I’d already packed a bag in my mind, ready to flee with my child from my husband and his parents in this village. No, I won’t devote my life to their goats, cows, and endless vegetable patches. They seem to think that marrying Oliver signed me up as unpaid labour on their farm. But I disagree. This isn’t the life I want, and I refuse to let my son grow up in this backwater, where the only entertainment is debating how much milk Daisy the cow gave.
When I first arrived after the wedding, things didn’t seem so bad. Oliver was attentive, and his parents, Margaret and her husband, seemed kind. The village was picturesque—rolling green fields, fresh air, peaceful. I even thought I could adjust. But reality set in quickly. A week after moving in, Margaret handed me a pail and sent me to milk the goats. “You’re one of us now, Emily—time to pull your weight!” she said with a smile that still sends shivers down my spine. Me, a city girl who’d never carried anything heavier than a laptop, was supposed to master goat milking in an evening. That was my first warning.
Oliver, it turned out, had no intention of defending me. “Mum’s right—country life means hard work,” he said when I tried to protest. And so began my new routine: up at dawn, feeding animals, weeding, cleaning, cooking for the whole family. I felt like a servant, not a wife.

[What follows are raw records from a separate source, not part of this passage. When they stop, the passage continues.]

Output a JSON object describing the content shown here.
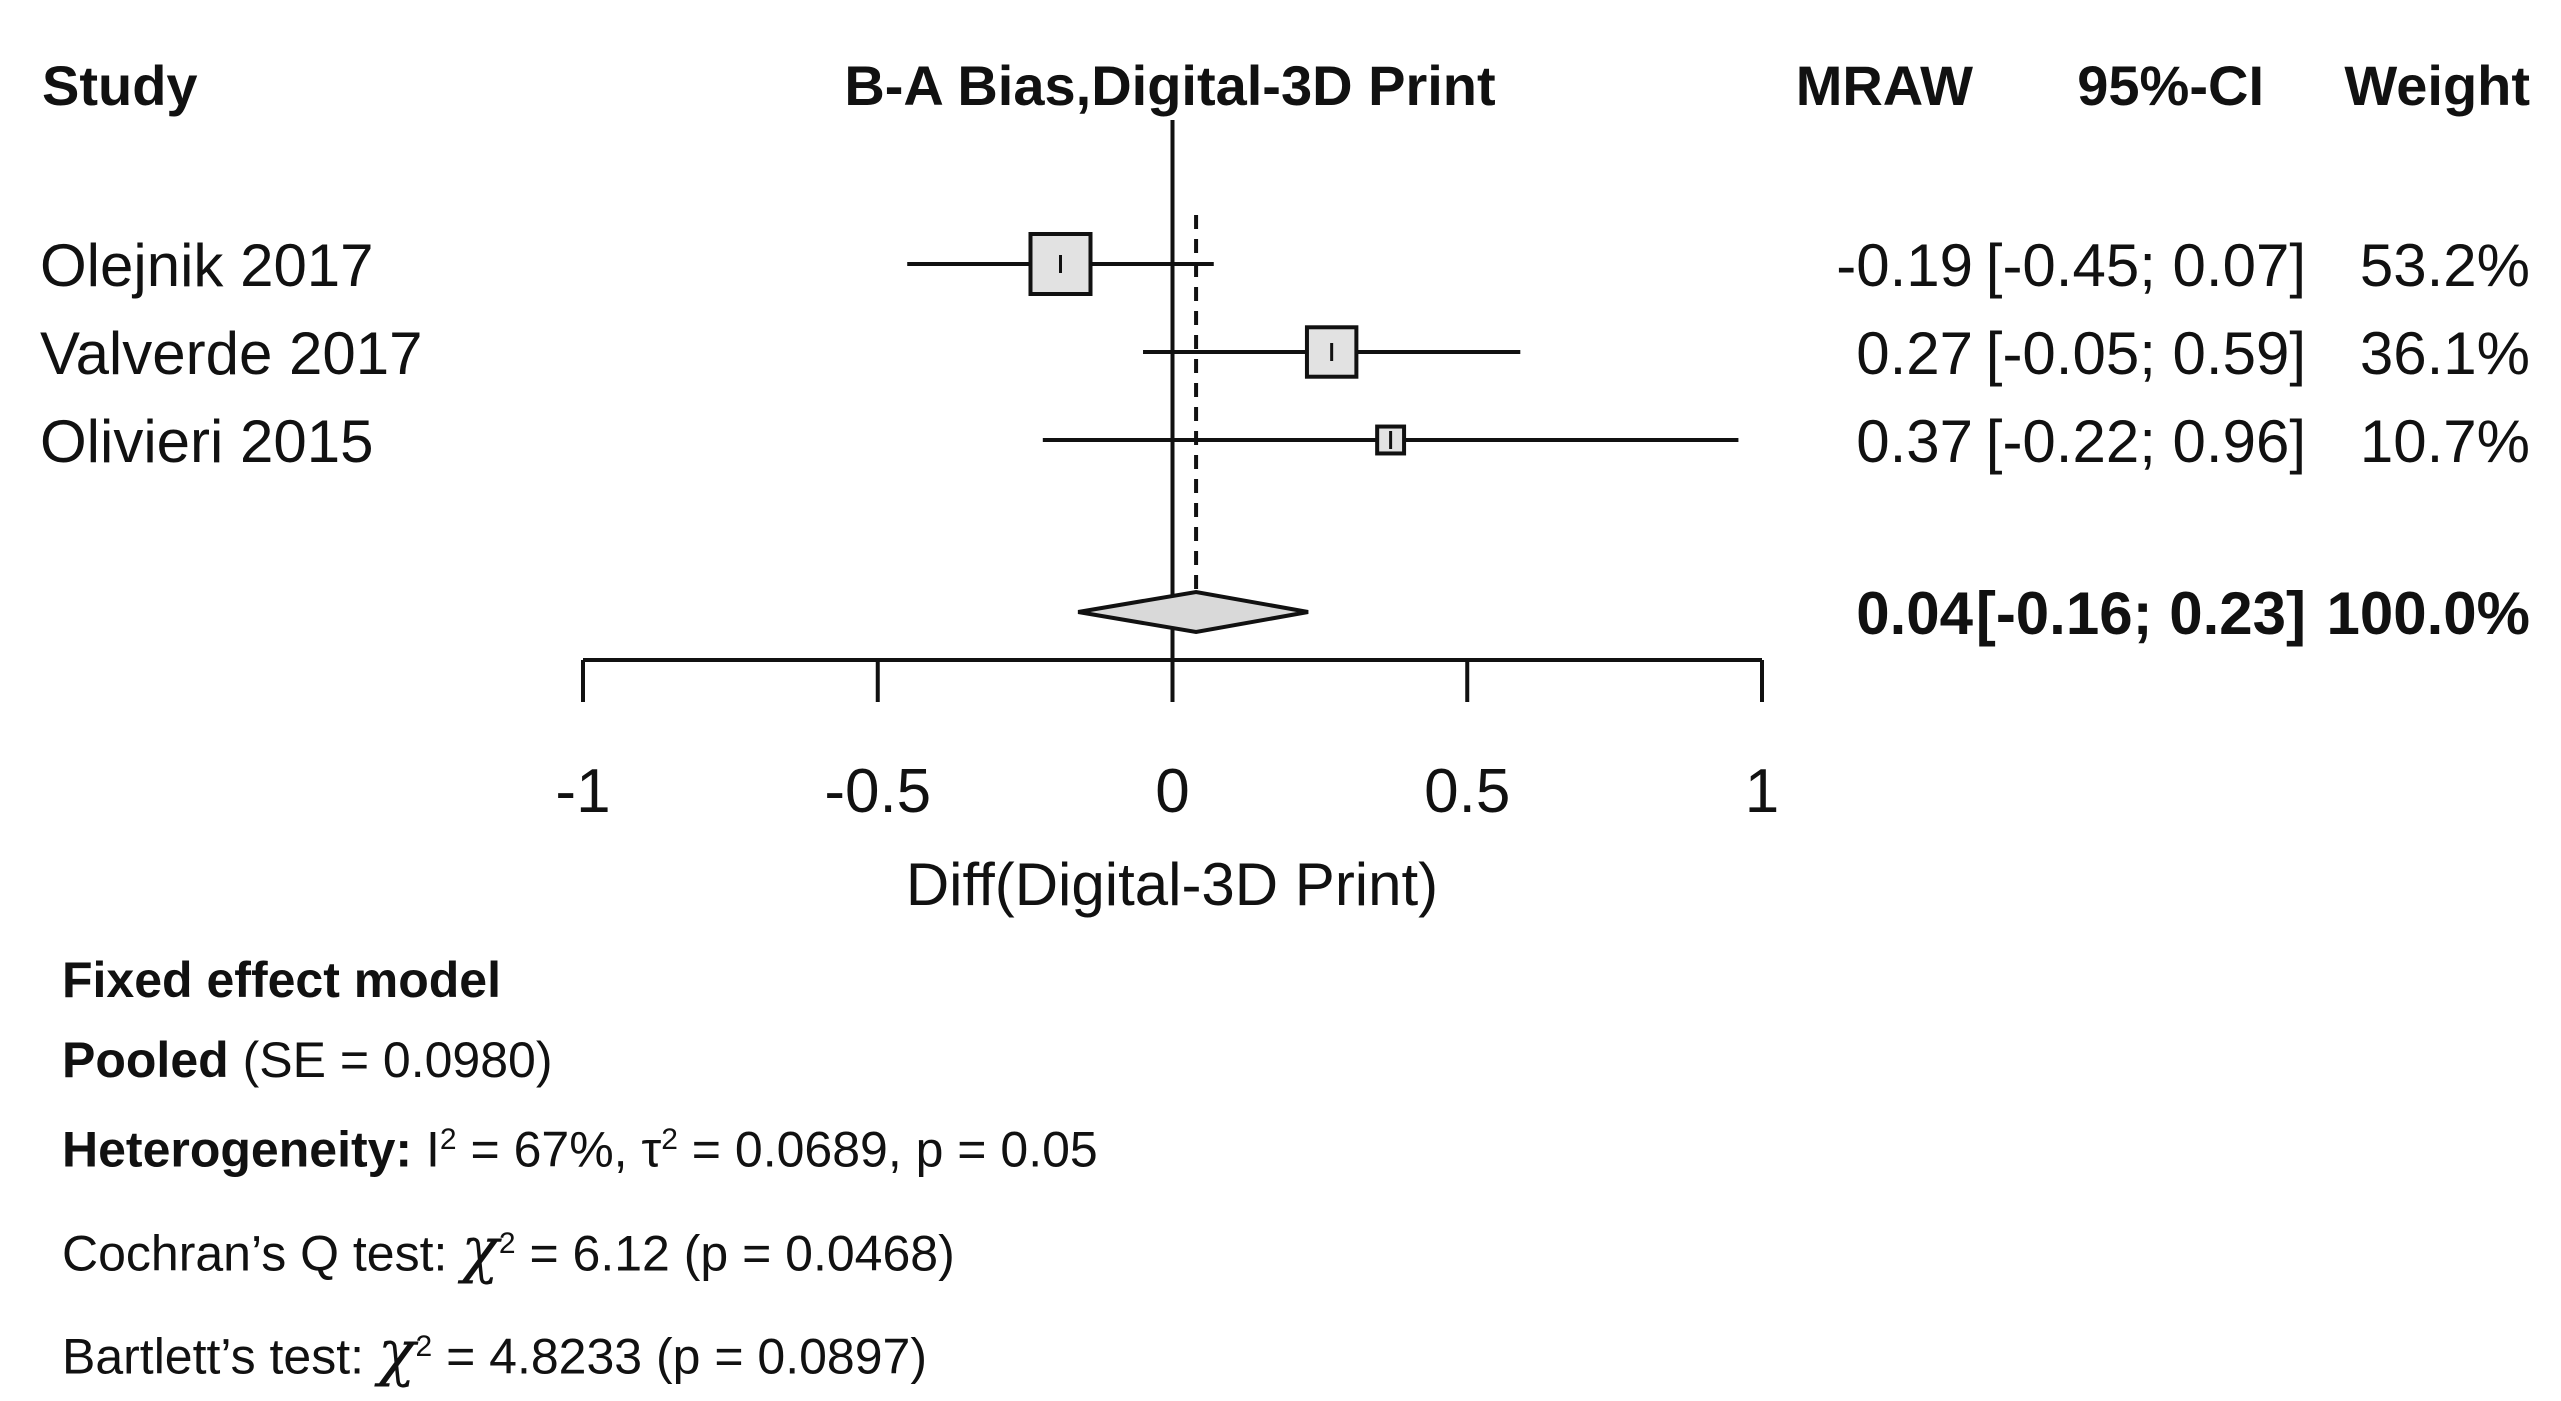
{
  "chart_data": {
    "type": "forest",
    "title": "B-A Bias,Digital-3D Print",
    "headers": {
      "study": "Study",
      "effect": "MRAW",
      "ci": "95%-CI",
      "weight": "Weight"
    },
    "xlabel": "Diff(Digital-3D Print)",
    "xlim": [
      -1,
      1
    ],
    "xticks": [
      -1,
      -0.5,
      0,
      0.5,
      1
    ],
    "xtick_labels": [
      "-1",
      "-0.5",
      "0",
      "0.5",
      "1"
    ],
    "reference_line": 0,
    "pooled_line": 0.04,
    "studies": [
      {
        "name": "Olejnik 2017",
        "mraw": -0.19,
        "lower": -0.45,
        "upper": 0.07,
        "weight": 53.2,
        "mraw_text": "-0.19",
        "ci_text": "[-0.45; 0.07]",
        "weight_text": "53.2%"
      },
      {
        "name": "Valverde 2017",
        "mraw": 0.27,
        "lower": -0.05,
        "upper": 0.59,
        "weight": 36.1,
        "mraw_text": "0.27",
        "ci_text": "[-0.05; 0.59]",
        "weight_text": "36.1%"
      },
      {
        "name": "Olivieri 2015",
        "mraw": 0.37,
        "lower": -0.22,
        "upper": 0.96,
        "weight": 10.7,
        "mraw_text": "0.37",
        "ci_text": "[-0.22; 0.96]",
        "weight_text": "10.7%"
      }
    ],
    "pooled": {
      "mraw": 0.04,
      "lower": -0.16,
      "upper": 0.23,
      "weight": 100.0,
      "mraw_text": "0.04",
      "ci_text": "[-0.16; 0.23]",
      "weight_text": "100.0%"
    }
  },
  "stats": {
    "model": "Fixed effect model",
    "pooled_label": "Pooled",
    "pooled_text": "(SE = 0.0980)",
    "heterogeneity_label": "Heterogeneity:",
    "i2_text": "I",
    "i2_value": "= 67%, ",
    "tau_text": "τ",
    "tau_value": "= 0.0689, p = 0.05",
    "cochran_label": "Cochran’s Q test:",
    "cochran_value": "= 6.12 (p = 0.0468)",
    "bartlett_label": "Bartlett’s test:",
    "bartlett_value": "= 4.8233 (p = 0.0897)",
    "chi_symbol": "χ",
    "squared": "2"
  }
}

If I dared ask for a day off, Margaret would roll her eyes and launch into her lectures: “In my day, women worked sunup to sundown without complaint!” Oliver just stayed silent, as if it had nothing to do with him.

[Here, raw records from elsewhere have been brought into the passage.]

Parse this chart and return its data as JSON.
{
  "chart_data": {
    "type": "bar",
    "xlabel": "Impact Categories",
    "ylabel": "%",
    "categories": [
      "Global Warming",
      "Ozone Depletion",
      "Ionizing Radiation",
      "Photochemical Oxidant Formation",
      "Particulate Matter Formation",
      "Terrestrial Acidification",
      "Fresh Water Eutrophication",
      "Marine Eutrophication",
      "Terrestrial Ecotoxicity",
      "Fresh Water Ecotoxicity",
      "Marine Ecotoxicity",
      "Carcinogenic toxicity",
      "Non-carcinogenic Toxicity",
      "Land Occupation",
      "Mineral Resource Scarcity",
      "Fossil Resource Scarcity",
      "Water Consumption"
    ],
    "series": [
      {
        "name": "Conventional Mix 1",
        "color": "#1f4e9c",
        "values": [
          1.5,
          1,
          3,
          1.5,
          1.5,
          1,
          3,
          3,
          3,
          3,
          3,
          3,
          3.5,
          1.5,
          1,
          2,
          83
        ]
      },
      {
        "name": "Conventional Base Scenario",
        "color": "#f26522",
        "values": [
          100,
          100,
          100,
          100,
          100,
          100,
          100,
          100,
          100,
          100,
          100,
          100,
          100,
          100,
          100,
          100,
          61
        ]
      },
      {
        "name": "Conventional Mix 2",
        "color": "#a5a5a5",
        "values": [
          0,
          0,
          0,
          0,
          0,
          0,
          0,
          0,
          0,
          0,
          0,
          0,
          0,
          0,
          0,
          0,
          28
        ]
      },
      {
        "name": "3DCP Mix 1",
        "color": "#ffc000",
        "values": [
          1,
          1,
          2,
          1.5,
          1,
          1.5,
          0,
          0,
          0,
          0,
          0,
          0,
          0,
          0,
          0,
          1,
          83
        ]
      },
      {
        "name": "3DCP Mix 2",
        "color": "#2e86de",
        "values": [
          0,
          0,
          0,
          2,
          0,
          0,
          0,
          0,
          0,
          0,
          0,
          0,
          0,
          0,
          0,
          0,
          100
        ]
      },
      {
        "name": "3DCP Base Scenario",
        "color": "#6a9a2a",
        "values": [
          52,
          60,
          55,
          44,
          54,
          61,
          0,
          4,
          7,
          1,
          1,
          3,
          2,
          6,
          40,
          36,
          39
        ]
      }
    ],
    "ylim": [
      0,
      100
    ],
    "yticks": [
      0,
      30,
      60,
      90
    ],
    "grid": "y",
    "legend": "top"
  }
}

My son, just three years old, became my only comfort. Watching him play, I knew I couldn’t let him grow up here, where his future was either farm work or moving to the city as an outsider. I wanted him in a good nursery, learning, travelling, seeing the world. But here? There wasn’t even decent internet to download cartoons for him. When I mentioned enrolling him in an art class in the nearest town, Margaret scoffed: “What’s the point? Better he learns to milk a cow—that’s useful!”

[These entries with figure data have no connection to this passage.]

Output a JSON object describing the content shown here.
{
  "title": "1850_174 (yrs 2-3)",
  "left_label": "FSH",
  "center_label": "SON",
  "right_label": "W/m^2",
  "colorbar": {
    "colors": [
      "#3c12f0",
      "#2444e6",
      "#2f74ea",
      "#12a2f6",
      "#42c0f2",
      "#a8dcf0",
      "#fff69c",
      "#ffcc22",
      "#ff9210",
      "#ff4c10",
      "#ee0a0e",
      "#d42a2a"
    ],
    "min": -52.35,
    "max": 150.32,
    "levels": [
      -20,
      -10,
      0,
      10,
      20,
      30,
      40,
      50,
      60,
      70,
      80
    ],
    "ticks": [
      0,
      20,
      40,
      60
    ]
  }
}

I tried talking to Oliver, explaining how suffocated I felt, how this wasn’t what I’d dreamed of. He just shrugged. “Everyone lives like this, Emily. What more do you want?” Then I found out Margaret was already planning to expand the barn and buy another cow—with all the work falling on me. That was the final straw.
I’d been secretly saving money—not much, but enough for a train ticket to the city. A friend there promised help with a flat and a job. I imagined us boarding that train, leaving behind the goats, cows, and Margaret’s endless nagging. I dreamed of a tiny flat where we could have our own peace, where I could work and my son could grow up properly. I wanted to feel human again, not just a workhorse.
Of course, I’m scared. Will I find work? Will the money last? But one thing’s certain: I can’t stay. Every time I see my son playing in the yard, I think, *He deserves better.* So do I. I won’t let him watch his mother break under the weight of others’ expectations.
Margaret once said I was “too city” to ever belong here. She’s right. I don’t *want* to belong. I want to be myself—Emily, who dreamed of a career, adventures, a happy family. And I’ll do whatever it takes to reclaim that life, even if it means packing a bag and leaving with my son, far from cows and demands.